BetaBooks began in spring 2016, when Andrew wrote his first novel and tried to organize a beta read the usual way: email threads, attachments, changed chapters, and scattered notes. It did not take long for the practical problems to show up.

Readers had trouble opening files. Andrew had no simple way to know who was actually reading. Useful feedback got buried in his inbox. And once he started sending revised chapters, he had to wonder which version each reader had seen.

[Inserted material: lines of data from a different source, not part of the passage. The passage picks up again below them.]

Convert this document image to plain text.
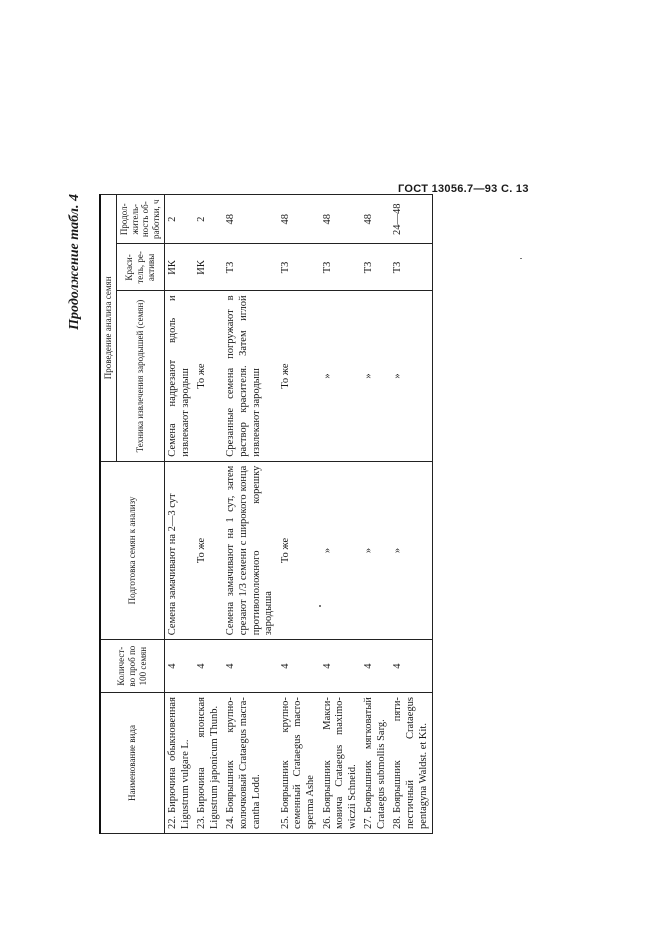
ГОСТ 13056.7—93 С. 13
Продолжение табл. 4
Наименование вида	Количество проб по 100 семян	Подготовка семян к анализу	Проведение анализа семян		
			Техника извлечения зародышей (семян)	Краситель, реактивы	Продолжительность обработки, ч
22.Бирючина обыкновенная Ligustrum vulgare L.	4	Семена замачивают на 2—3 сут	Семена надрезают вдоль и извлекают зародыш	ИК	2
23.Бирючина японская Ligustrum japonicum Thunb.	4	То же	То же	ИК	2
24.Боярышник крупноколючковый Crataegus macracantha Lodd.	4	Семена замачивают на 1 сут, затем срезают 1/3 семени с широкого конца противоположного корешку зародыша	Срезанные семена погружают в раствор красителя. Затем иглой извлекают зародыш	ТЗ	48
25.Боярышник крупносеменный Crataegus macrosperma Ashe	4	То же	То же	ТЗ	48
26.Боярышник Максимовича Crataegus maximowiczii Schneid.	4	»	»	ТЗ	48
27.Боярышник мягковатый Crataegus submollis Sarg.	4	»	»	ТЗ	48
28.Боярышник пятипестичный Crataegus pentagyna Waldst. et Kit.	4	»	»	ТЗ	24—48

Those became the first Beta Woes.

Paul was one of the people Andrew had asked to read the book. When Paul asked how the beta was going, Andrew started explaining all the little frustrations that were getting between him and the writing. Finally he said it made him want to build an app to fix it.

“I’d call it BetaBooks.”

Paul liked the idea so much that he refused to keep reading until Andrew built it. That was Paul being Paul, but it worked. Andrew could write the code, Paul could help shape everything else, and Pam was there from the beginning, cheering, supporting, and eventually taking the helm.

Where things stand today

Andrew and Paul built BetaBooks because they understood a real problem authors face: sharing unfinished work is hard, and managing reader feedback should not make it harder. That original care is still the foundation of the app.

Today Pam and Pedro are carrying that work forward. Pam stays close to the authors and readers who use BetaBooks. Pedro takes care of the code and quiet maintenance that keeps it steady. The team is smaller now, but the goal is the same: help authors get their work in front of readers, learn from the feedback, and keep going.